What is biofeedback therapy?
Biofeedback is a learning process where you become more aware of and more able to control your own body’s functioning. In urology and gynecology, biofeedback is typically used to help patients locate and strengthen their pelvic floor pubococcygeus (PC) muscle. How does biofeedback work? During biofeedback therapy, special measuring devices are placed in your vagina, rectum or on your skin to monitor your pelvic floor. You are then asked to contract your PC muscle while watching the strength of each contraction on a computer screen. This interactive approach allows you to adjust each squeeze to make it stronger and more effective. In the above example, the patient is learning to contract her pelvic floor muscles with more
strength each time. She is also learning how to breathe properly and relax her abdominal muscles
while exercising.
Pubococcygeus (PC) Muscle
This important muscular sheet helps anchor the urethra, vagina, anus and rectum in their proper
anatomic locations. When the PC muscle weakens, these structures are more likely to shift out of
place and prolapses may occur in women or urinary incontinence may occur in either sex.

Pessaries
What is a pessary?
A pessary is a ring-like device that can be placed in the vagina to
support structures such as the uterus or bladder. Some women find
that wearing a pessary can help alleviate the discomfort caused by
pelvic organ prolapse. They may also find that they have better
bladder control and less urinary incontinence.

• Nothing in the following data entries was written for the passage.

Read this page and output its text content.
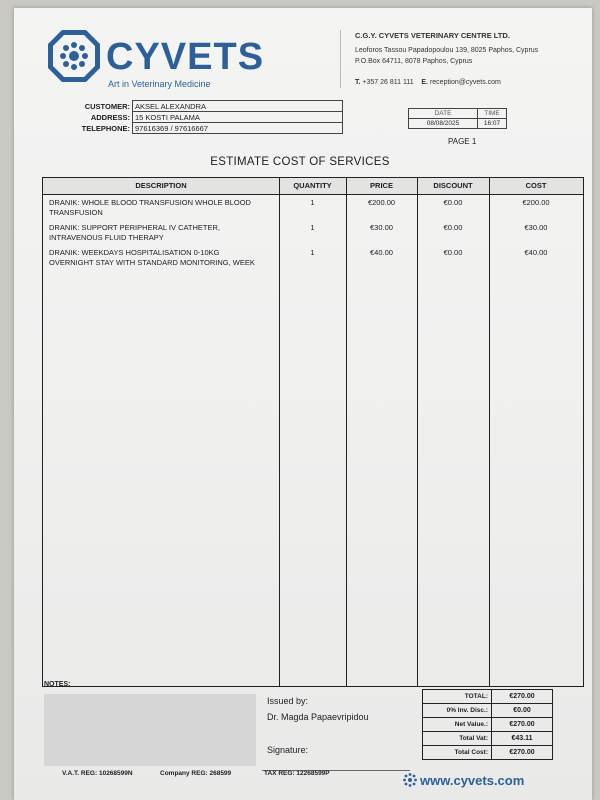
CYVETS
Art in Veterinary Medicine
C.G.Y. CYVETS VETERINARY CENTRE LTD.
Leoforos Tassou Papadopoulou 139, 8025 Paphos, Cyprus
P.O.Box 64711, 8078 Paphos, Cyprus
T. +357 26 811 111 E. reception@cyvets.com
CUSTOMER:	AKSEL ALEXANDRA
ADDRESS:	15 KOSTI PALAMA
TELEPHONE:	97616369 / 97616667
DATE	TIME
08/08/2025	16:07
PAGE 1
ESTIMATE COST OF SERVICES
DESCRIPTION	QUANTITY	PRICE	DISCOUNT	COST
DRANIK: WHOLE BLOOD TRANSFUSION WHOLE BLOOD
TRANSFUSION
1	€200.00	€0.00	€200.00
DRANIK: SUPPORT PERIPHERAL IV CATHETER,
INTRAVENOUS FLUID THERAPY
1	€30.00	€0.00	€30.00
DRANIK: WEEKDAYS HOSPITALISATION 0-10KG
OVERNIGHT STAY WITH STANDARD MONITORING, WEEK
1	€40.00	€0.00	€40.00
NOTES:
Issued by:
Dr. Magda Papaevripidou
Signature:
TOTAL:	€270.00
0% Inv. Disc.:	€0.00
Net Value.:	€270.00
Total Vat:	€43.11
Total Cost:	€270.00
V.A.T. REG: 10268599N	Company REG: 268599	TAX REG: 12268599P	www.cyvets.com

A urologist can almost always fit a patient with a pessary in one
office visit. Pessaries come in various sizes, so it is important to find
one that provides good support but also feels comfortable to the
patient. Once a month, our patients at the University of Chicago Hospitals either remove their
pessaries themselves or have their pessary removed in the office. The pessary is then thoroughly
cleaned and reinserted.
The picture below shows a common type of ring pessary. Pessaries usually cause very few
problems, but an increased chance for developing vaginal irritation or infection does exist.

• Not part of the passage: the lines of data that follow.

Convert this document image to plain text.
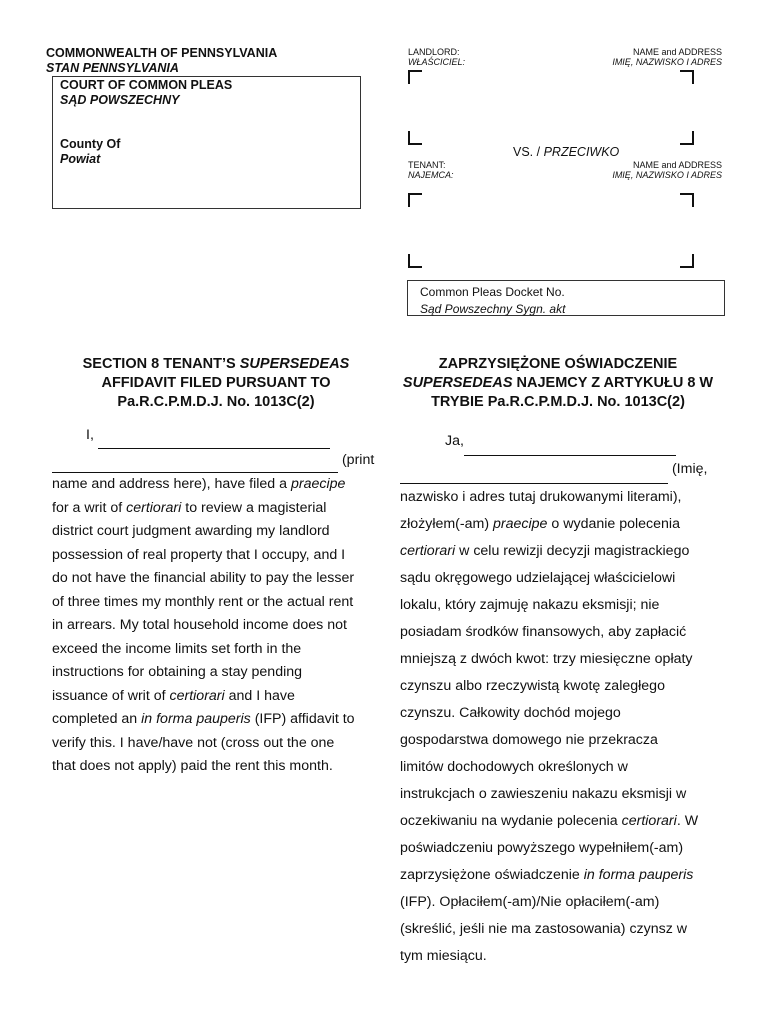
COMMONWEALTH OF PENNSYLVANIA
STAN PENNSYLVANIA
COURT OF COMMON PLEAS
SĄD POWSZECHNY
County Of
Powiat
LANDLORD:
WŁAŚCICIEL:
NAME and ADDRESS
IMIĘ, NAZWISKO I ADRES
VS. / PRZECIWKO
TENANT:
NAJEMCA:
NAME and ADDRESS
IMIĘ, NAZWISKO I ADRES
Common Pleas Docket No.
Sąd Powszechny Sygn. akt
SECTION 8 TENANT’S SUPERSEDEAS
AFFIDAVIT FILED PURSUANT TO
Pa.R.C.P.M.D.J. No. 1013C(2)
ZAPRZYSIĘŻONE OŚWIADCZENIE
SUPERSEDEAS NAJEMCY Z ARTYKUŁU 8 W
TRYBIE Pa.R.C.P.M.D.J. No. 1013C(2)
I,
(print
name and address here), have filed a praecipe
for a writ of certiorari to review a magisterial
district court judgment awarding my landlord
possession of real property that I occupy, and I
do not have the financial ability to pay the lesser
of three times my monthly rent or the actual rent
in arrears. My total household income does not
exceed the income limits set forth in the
instructions for obtaining a stay pending
issuance of writ of certiorari and I have
completed an in forma pauperis (IFP) affidavit to
verify this. I have/have not (cross out the one
that does not apply) paid the rent this month.
Ja,
(Imię,
nazwisko i adres tutaj drukowanymi literami),
złożyłem(-am) praecipe o wydanie polecenia
certiorari w celu rewizji decyzji magistrackiego
sądu okręgowego udzielającej właścicielowi
lokalu, który zajmuję nakazu eksmisji; nie
posiadam środków finansowych, aby zapłacić
mniejszą z dwóch kwot: trzy miesięczne opłaty
czynszu albo rzeczywistą kwotę zaległego
czynszu. Całkowity dochód mojego
gospodarstwa domowego nie przekracza
limitów dochodowych określonych w
instrukcjach o zawieszeniu nakazu eksmisji w
oczekiwaniu na wydanie polecenia certiorari. W
poświadczeniu powyższego wypełniłem(-am)
zaprzysiężone oświadczenie in forma pauperis
(IFP). Opłaciłem(-am)/Nie opłaciłem(-am)
(skreślić, jeśli nie ma zastosowania) czynsz w
tym miesiącu.
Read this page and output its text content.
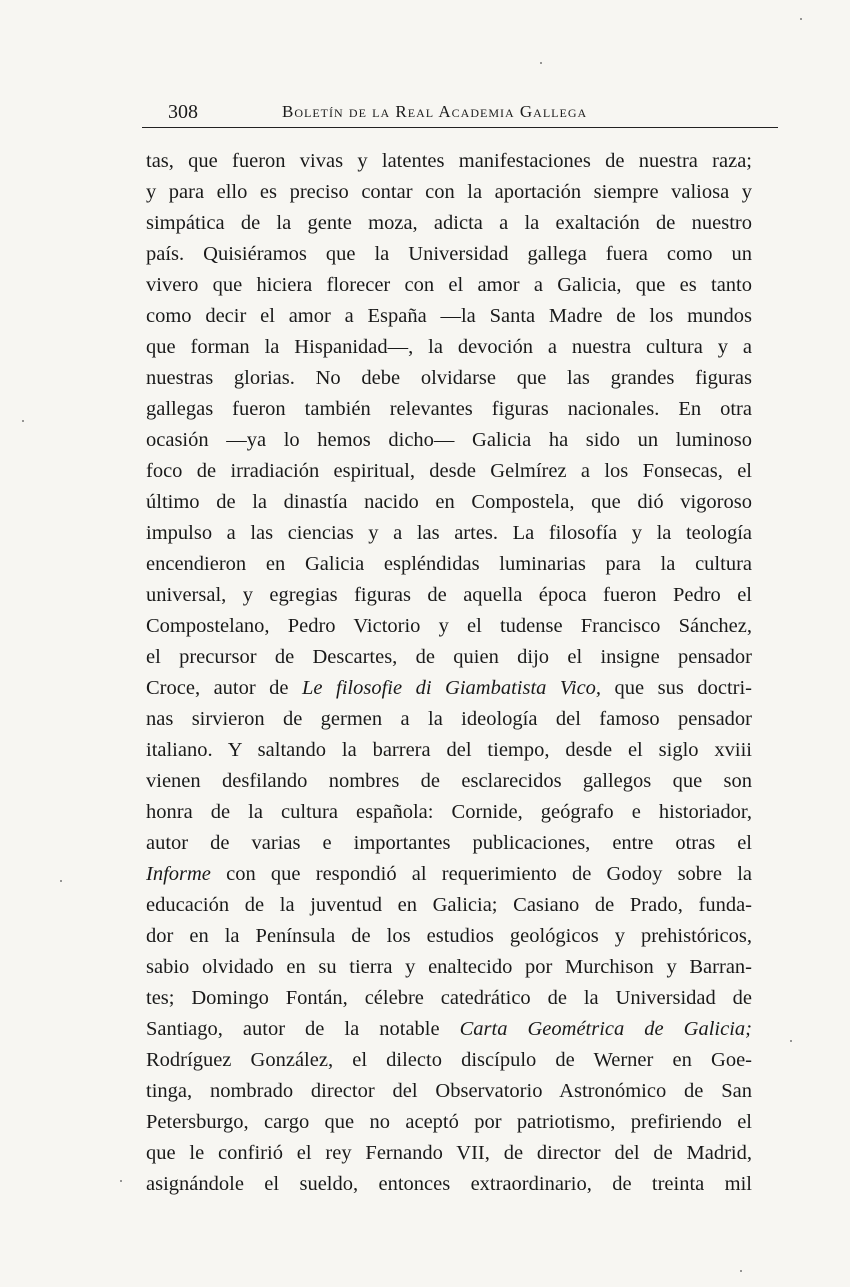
308	Boletín de la Real Academia Gallega
tas, que fueron vivas y latentes manifestaciones de nuestra raza;
y para ello es preciso contar con la aportación siempre valiosa y
simpática de la gente moza, adicta a la exaltación de nuestro
país. Quisiéramos que la Universidad gallega fuera como un
vivero que hiciera florecer con el amor a Galicia, que es tanto
como decir el amor a España —la Santa Madre de los mundos
que forman la Hispanidad—, la devoción a nuestra cultura y a
nuestras glorias. No debe olvidarse que las grandes figuras
gallegas fueron también relevantes figuras nacionales. En otra
ocasión —ya lo hemos dicho— Galicia ha sido un luminoso
foco de irradiación espiritual, desde Gelmírez a los Fonsecas, el
último de la dinastía nacido en Compostela, que dió vigoroso
impulso a las ciencias y a las artes. La filosofía y la teología
encendieron en Galicia espléndidas luminarias para la cultura
universal, y egregias figuras de aquella época fueron Pedro el
Compostelano, Pedro Victorio y el tudense Francisco Sánchez,
el precursor de Descartes, de quien dijo el insigne pensador
Croce, autor de Le filosofie di Giambatista Vico, que sus doctri-
nas sirvieron de germen a la ideología del famoso pensador
italiano. Y saltando la barrera del tiempo, desde el siglo xviii
vienen desfilando nombres de esclarecidos gallegos que son
honra de la cultura española: Cornide, geógrafo e historiador,
autor de varias e importantes publicaciones, entre otras el
Informe con que respondió al requerimiento de Godoy sobre la
educación de la juventud en Galicia; Casiano de Prado, funda-
dor en la Península de los estudios geológicos y prehistóricos,
sabio olvidado en su tierra y enaltecido por Murchison y Barran-
tes; Domingo Fontán, célebre catedrático de la Universidad de
Santiago, autor de la notable Carta Geométrica de Galicia;
Rodríguez González, el dilecto discípulo de Werner en Goe-
tinga, nombrado director del Observatorio Astronómico de San
Petersburgo, cargo que no aceptó por patriotismo, prefiriendo el
que le confirió el rey Fernando VII, de director del de Madrid,
asignándole el sueldo, entonces extraordinario, de treinta mil
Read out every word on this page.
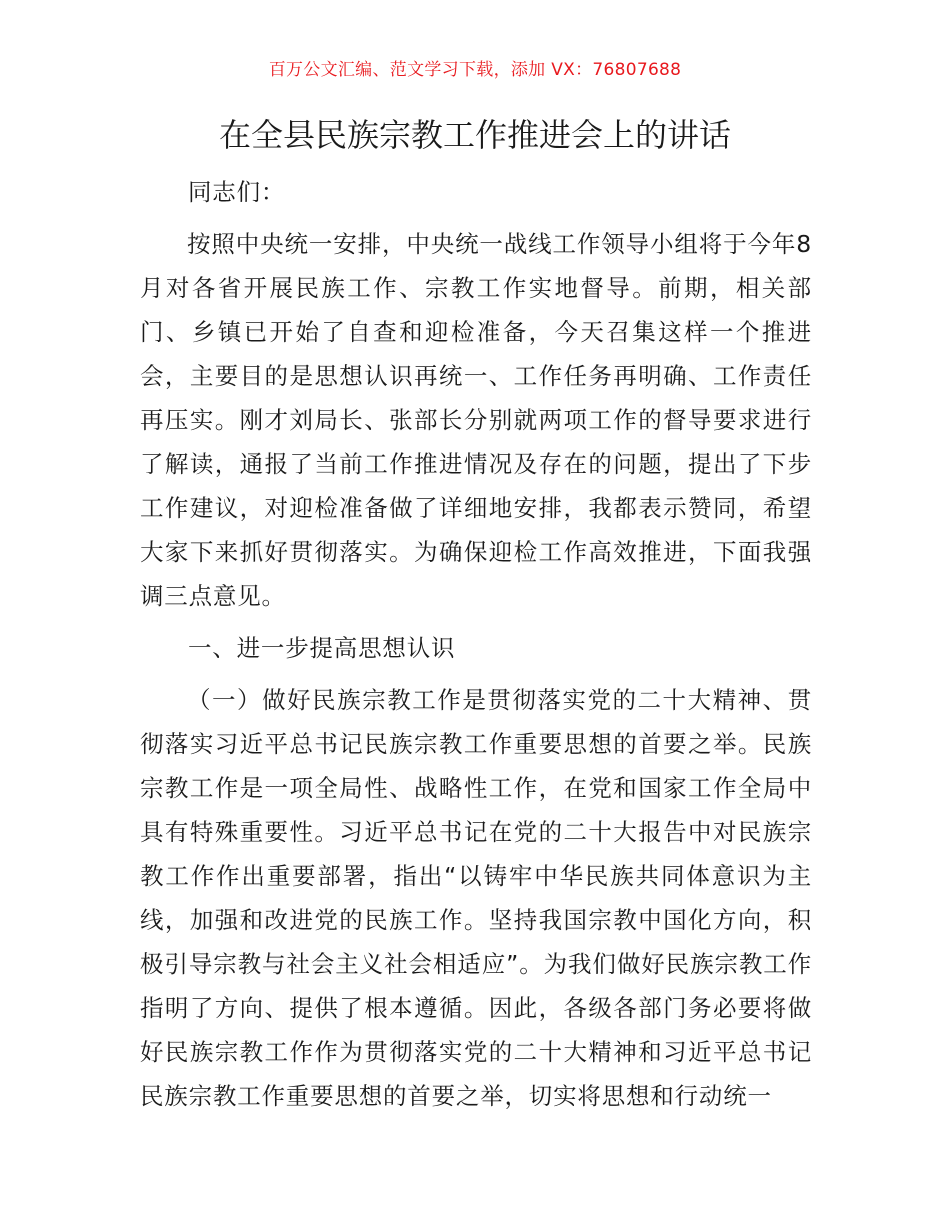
百万公文汇编、范文学习下载，添加 VX：76807688
在全县民族宗教工作推进会上的讲话

同志们：

按照中央统一安排，中央统一战线工作领导小组将于今年8月对各省开展民族工作、宗教工作实地督导。前期，相关部门、乡镇已开始了自查和迎检准备，今天召集这样一个推进会，主要目的是思想认识再统一、工作任务再明确、工作责任再压实。刚才刘局长、张部长分别就两项工作的督导要求进行了解读，通报了当前工作推进情况及存在的问题，提出了下步工作建议，对迎检准备做了详细地安排，我都表示赞同，希望大家下来抓好贯彻落实。为确保迎检工作高效推进，下面我强调三点意见。

一、进一步提高思想认识

（一）做好民族宗教工作是贯彻落实党的二十大精神、贯彻落实习近平总书记民族宗教工作重要思想的首要之举。民族宗教工作是一项全局性、战略性工作，在党和国家工作全局中具有特殊重要性。习近平总书记在党的二十大报告中对民族宗教工作作出重要部署，指出“以铸牢中华民族共同体意识为主线，加强和改进党的民族工作。坚持我国宗教中国化方向，积极引导宗教与社会主义社会相适应”。为我们做好民族宗教工作指明了方向、提供了根本遵循。因此，各级各部门务必要将做好民族宗教工作作为贯彻落实党的二十大精神和习近平总书记民族宗教工作重要思想的首要之举，切实将思想和行动统一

Hormone Replacement Therapy (HRT)
So far, the oral estrogen in HRT has not been reliably shown to provide relief to those suffering
from pelvic organ prolapse and urinary incontinence. For this reason, and because oral estrogen
has so many potential side effects, we do not recommend starting HRT for the sole purpose of
treating these conditions.
However, evidence has clearly demonstrated that estrogen can make skin thicker, softer, and
smoother. It can also “plump up” the pelvic floor tissues and help women sustain their vaginal
moistness. For this reason, it may be worthwhile to try a topical vaginal cream containing
estrogen in the vaginal area.
Prolapse Surgery at the University of Chicago Hospitals Section of Urology
The decision to have prolapse surgery is an important one that should be made only after
receiving all the options and facts from your physician. Ultimately, it is up to you to decide when
your quality of life could be improved with surgery.